Our beliefs are no longer inconsequential, especially at a time when we can voice them openly. Built on deep understanding, such beliefs can steer others to think for themselves.
But opinions built on poor understanding, hubris and fake news, make us harm others.
“We all suffer severely enough from the maintenance and false beliefs and the fatally wrong actions which they lead to.” — William Kingdon Clifford, 19th Century Philosopher
Some effects are seemingly (but not really) harmless. Like trolling or calling people who don’t agree with us “idiots.”
But others are devastating. Like terrorists whose indoctrination leads them to take millions of innocent lives. Or the neurosurgeon Dr. Death who, in his overconfidence, maimed and caused the death of several patients.
Forming beliefs based on shallow knowledge is irresponsible behavior.

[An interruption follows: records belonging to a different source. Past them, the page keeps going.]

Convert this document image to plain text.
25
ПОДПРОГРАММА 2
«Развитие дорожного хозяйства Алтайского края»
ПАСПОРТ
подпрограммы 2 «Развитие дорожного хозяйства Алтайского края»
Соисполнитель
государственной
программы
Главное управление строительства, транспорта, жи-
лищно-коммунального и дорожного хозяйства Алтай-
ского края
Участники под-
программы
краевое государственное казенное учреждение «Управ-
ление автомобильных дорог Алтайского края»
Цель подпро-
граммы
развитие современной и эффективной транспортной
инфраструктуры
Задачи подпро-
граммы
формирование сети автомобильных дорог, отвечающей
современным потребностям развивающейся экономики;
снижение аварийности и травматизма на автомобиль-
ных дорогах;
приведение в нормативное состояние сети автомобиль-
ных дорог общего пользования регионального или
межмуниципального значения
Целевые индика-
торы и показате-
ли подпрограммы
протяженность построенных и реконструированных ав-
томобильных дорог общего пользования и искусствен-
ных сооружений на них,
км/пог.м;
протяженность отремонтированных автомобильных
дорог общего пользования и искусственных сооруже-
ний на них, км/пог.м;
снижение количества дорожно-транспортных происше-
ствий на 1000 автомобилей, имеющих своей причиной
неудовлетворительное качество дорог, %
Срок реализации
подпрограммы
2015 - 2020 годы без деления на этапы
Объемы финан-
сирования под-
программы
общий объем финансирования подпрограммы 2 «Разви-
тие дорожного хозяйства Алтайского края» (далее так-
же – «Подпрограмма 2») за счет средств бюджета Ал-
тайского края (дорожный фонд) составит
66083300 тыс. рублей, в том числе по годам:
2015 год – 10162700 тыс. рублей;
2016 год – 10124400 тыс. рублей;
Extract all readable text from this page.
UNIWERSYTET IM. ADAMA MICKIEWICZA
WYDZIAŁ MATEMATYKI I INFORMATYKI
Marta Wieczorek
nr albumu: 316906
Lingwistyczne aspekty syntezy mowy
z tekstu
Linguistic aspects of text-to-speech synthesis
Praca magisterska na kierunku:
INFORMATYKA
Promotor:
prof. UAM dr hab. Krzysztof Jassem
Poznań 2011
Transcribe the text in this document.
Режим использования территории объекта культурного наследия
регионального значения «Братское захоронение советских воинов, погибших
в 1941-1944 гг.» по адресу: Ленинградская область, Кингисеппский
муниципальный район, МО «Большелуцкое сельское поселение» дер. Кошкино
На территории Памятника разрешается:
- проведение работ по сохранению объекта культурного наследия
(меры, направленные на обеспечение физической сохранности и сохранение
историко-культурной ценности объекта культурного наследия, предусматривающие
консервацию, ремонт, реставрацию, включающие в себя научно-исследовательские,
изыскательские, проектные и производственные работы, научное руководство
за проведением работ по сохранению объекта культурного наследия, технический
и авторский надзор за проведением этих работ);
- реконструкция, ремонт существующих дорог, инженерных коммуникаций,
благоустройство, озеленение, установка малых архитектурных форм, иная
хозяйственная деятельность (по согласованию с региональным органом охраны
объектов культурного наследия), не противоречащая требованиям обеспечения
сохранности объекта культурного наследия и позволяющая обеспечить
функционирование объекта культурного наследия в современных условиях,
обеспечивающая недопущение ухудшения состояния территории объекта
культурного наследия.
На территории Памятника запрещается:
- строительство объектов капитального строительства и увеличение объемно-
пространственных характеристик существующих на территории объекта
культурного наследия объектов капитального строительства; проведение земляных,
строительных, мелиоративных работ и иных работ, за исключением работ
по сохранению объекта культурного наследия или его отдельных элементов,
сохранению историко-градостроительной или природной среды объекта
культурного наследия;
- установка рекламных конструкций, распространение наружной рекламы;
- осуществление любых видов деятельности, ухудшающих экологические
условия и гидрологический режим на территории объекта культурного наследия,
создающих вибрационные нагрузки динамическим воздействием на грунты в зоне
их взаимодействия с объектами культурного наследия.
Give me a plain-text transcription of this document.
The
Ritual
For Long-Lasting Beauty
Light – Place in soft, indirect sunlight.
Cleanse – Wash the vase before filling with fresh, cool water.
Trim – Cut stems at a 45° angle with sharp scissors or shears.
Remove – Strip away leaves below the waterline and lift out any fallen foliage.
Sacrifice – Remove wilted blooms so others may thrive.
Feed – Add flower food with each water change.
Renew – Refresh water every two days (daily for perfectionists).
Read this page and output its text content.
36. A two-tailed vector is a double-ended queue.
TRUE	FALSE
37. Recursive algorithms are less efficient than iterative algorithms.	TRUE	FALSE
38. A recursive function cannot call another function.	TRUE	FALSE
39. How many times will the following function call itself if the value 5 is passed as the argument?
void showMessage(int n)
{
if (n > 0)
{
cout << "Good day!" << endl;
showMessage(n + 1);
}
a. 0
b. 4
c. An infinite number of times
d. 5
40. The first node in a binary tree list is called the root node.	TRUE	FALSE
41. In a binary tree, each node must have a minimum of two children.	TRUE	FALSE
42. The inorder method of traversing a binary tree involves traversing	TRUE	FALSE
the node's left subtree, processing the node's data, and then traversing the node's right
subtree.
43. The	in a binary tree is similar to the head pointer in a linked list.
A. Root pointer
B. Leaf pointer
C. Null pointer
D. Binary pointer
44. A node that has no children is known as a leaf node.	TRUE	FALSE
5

#3. We Reduce the Collective Intelligence Pool
If there ever was a time when critical thinking was the need of the hour and credulity a calamitous sin, it is now. — Francisco Mejia Uribe
According to Clifford, our weakly-formed, strongly-held beliefs pollute the well of collective intelligence.
Intelligence is not just the ability to do math or understand tectonic plates and cloud computing. It’s the ability to process information and generate meaningful conclusions free from common cognitive biases.
Our penchant to rely on emotion more than rationale makes us prone to manipulation by machines, which are turning more capable to make decisions for and about us — what we see, what we click on, and what we should do.
Such manipulation (whether from humans or machines) further solidifies our weak beliefs.
It makes me wonder whether the median of collective intelligence has dropped despite the increase in opportunities and tools to tools.
The Real Reason to Learn
“You can see how mastery over a few things makes it possible to live an abundant and devout life.” — Marcus Aurelius
The true purpose of learning is to lead a fulfilling life, one where we pursue our ikigai.
Your ikigai is what you love to do. It makes you jump out of bed each morning. It helps you create mental, emotional, and economic value for others and yourself.
Engaged learning is integral to ikigai in three ways.
First, you learn to simplify and build strong mental models.
Simplicity is the ultimate sophistication. — Leonardo da Vinci
Second, putting out your work and collecting feedback helps you improve your work and keeps you motivated. (Nothing is as motivating as self-improvement.)
Third, you turn into a smart worker by learning about and leveraging new tools to help you achieve your goals faster.
Engaged learning doesn’t just keep you relevant with changing times; it makes you thrive in them.
Adjust the sail of your ship according to the direction of the wind. Become wise by trying to prove yourself wrong instead of becoming close-minded by trying to prove yourself right.
Let go of the reluctance to expand your worldview. Open your heart to accept what you need to accept. Focus on growing yourself rather than expecting others to change.
This is how the world gets better… one person at a time.